»Auf dem Bahnhof fühlte Dwanow die Unruhe des verwucherten, vergessenen Raums. Wie jeden Menschen zog auch ihn die Ferne der Erde an, als ob alle fernen und unsichtbaren Dinge sich nach ihm sehnten und ihn riefen.
Zehn oder mehr namenlose Menschen saßen auf dem Boden und hofften auf einen Zug, der sie an einen besseren Ort bringen würde. Ohne Klage durchlebten sie die Qualen der Revolution und wanderten geduldig durch das Steppenrussland auf der Suche nach Brot und Rettung. Dwanow ging nach draußen, bemerkte auf dem fünften Gleis einen Militärzug und ging zu ihm. Der Zug bestand aus acht Flachwagen mit Fahrzeugen und Artillerie und zwei Personenwagen. Hinten waren noch zwei Flachwagen angekoppelt – mit Kohle.
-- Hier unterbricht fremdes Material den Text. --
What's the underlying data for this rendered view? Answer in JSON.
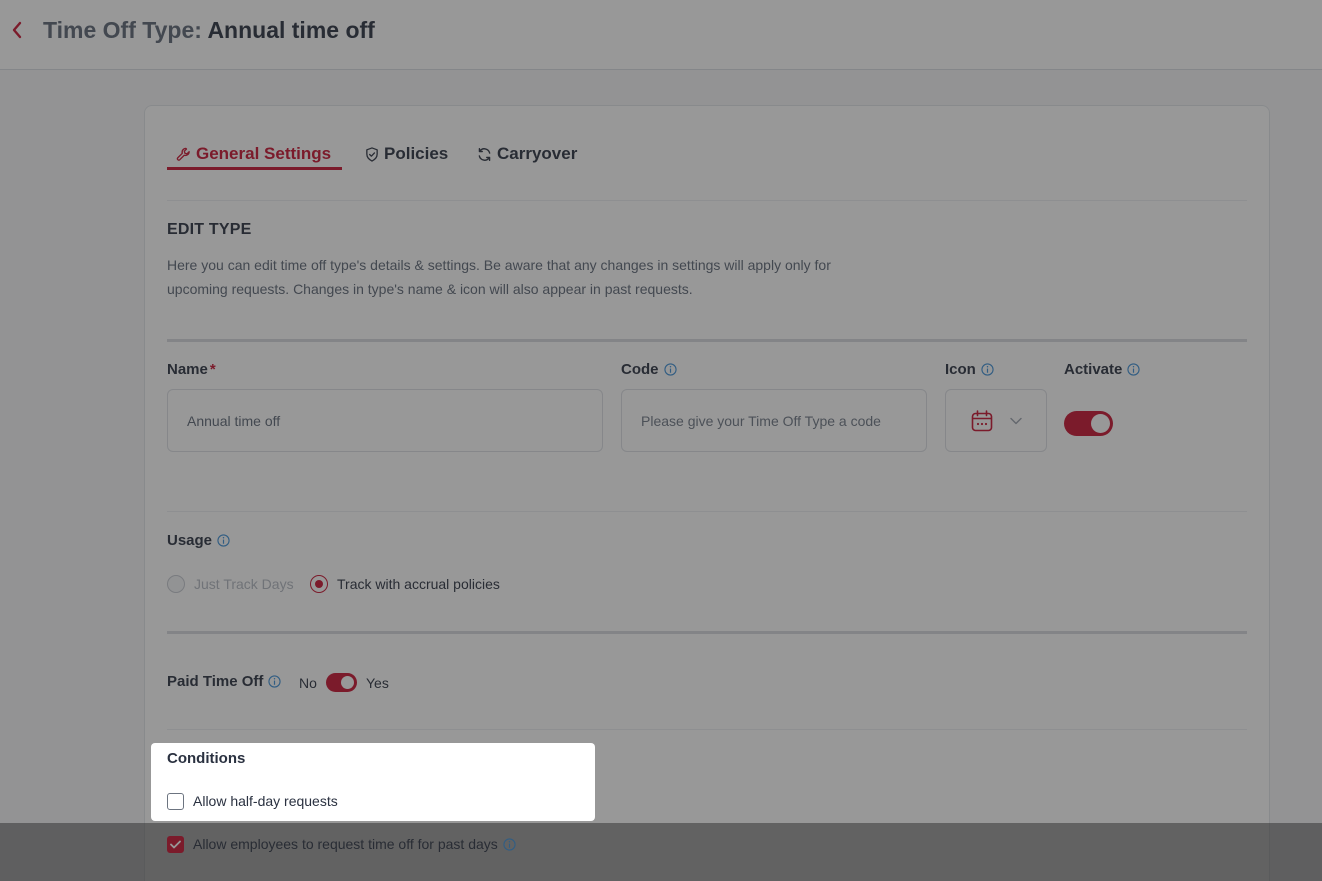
{
  "header": {
    "title_prefix": "Time Off Type:",
    "title_name": "Annual time off"
  },
  "tabs": [
    {
      "label": "General Settings",
      "icon": "wrench-icon",
      "active": true
    },
    {
      "label": "Policies",
      "icon": "shield-check-icon",
      "active": false
    },
    {
      "label": "Carryover",
      "icon": "refresh-icon",
      "active": false
    }
  ],
  "edit_type": {
    "title": "EDIT TYPE",
    "description": "Here you can edit time off type's details & settings. Be aware that any changes in settings will apply only for upcoming requests. Changes in type's name & icon will also appear in past requests."
  },
  "fields": {
    "name_label": "Name",
    "name_required": "*",
    "name_value": "Annual time off",
    "code_label": "Code",
    "code_placeholder": "Please give your Time Off Type a code",
    "icon_label": "Icon",
    "icon_selected": "calendar-icon",
    "activate_label": "Activate",
    "activate_on": true
  },
  "usage": {
    "label": "Usage",
    "options": [
      {
        "label": "Just Track Days",
        "checked": false,
        "disabled": true
      },
      {
        "label": "Track with accrual policies",
        "checked": true,
        "disabled": false
      }
    ]
  },
  "paid_time_off": {
    "label": "Paid Time Off",
    "no_label": "No",
    "yes_label": "Yes",
    "value": true
  },
  "conditions": {
    "title": "Conditions",
    "items": [
      {
        "label": "Allow half-day requests",
        "checked": false
      },
      {
        "label": "Allow employees to request time off for past days",
        "checked": true
      }
    ]
  },
  "colors": {
    "accent": "#c8102e",
    "info": "#3a8fd6",
    "text": "#2a3140",
    "muted": "#5d6776"
  }
}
Der Kommandeur der Abteilung ließ Dwanow in einen Personenwagen, nachdem er seine Dokumente geprüft hatte.
»Aber wir fahren nur bis zur Ausweichstelle Rasguljai, Genosse!«, erklärte der Kommandeur. »Weiter brauchen wir den Zug nicht, wir gehen in Stellung.«
Dwanow war auch mit Rasguljai einverstanden, von dort hatte er es näher nach Hause.
Die Rotarmisten schliefen fast alle. Sie hatten zwei Wochen bei Balaschow gekämpft und waren schwer erschöpft. Zwei hatten ausgeschlafen, sie saßen am Fenster und sangen vor Ödnis des Krieges ein Lied. Der Kommandeur las im Liegen die »Herzensergießungen eines kunstliebenden Klosterbruders, herausgegeben von Tieck«, und der Politkommissar steckte irgendwo im Telegrafenbüdchen. Der Wagen hatte wohl viele Rotarmisten befördert, die auf den weiten Wegen an Heimweh litten und vor Einsamkeit Wände und Bänke mit Tintenstift vollgeschrieben hatten, mit dem von der Front immer Briefe in die Heimat geschrieben werden. Dwanow las in herzlicher Wehmut diese Sprüche, er las zu Hause auch immer den neuen Abreißkalender für das ganze Jahr im Voraus.
»Unsere Hoffnung liegt auf dem Meeresgrund vor Anker«, hatte ein unbekannter Wallfahrer des Krieges geschrieben und den Ort der Überlegung daruntergesetzt: »Dshankoi, 18. September 1918«.
Andrej Platonow: Tschewengur. Suhrkamp Verlag, 2018.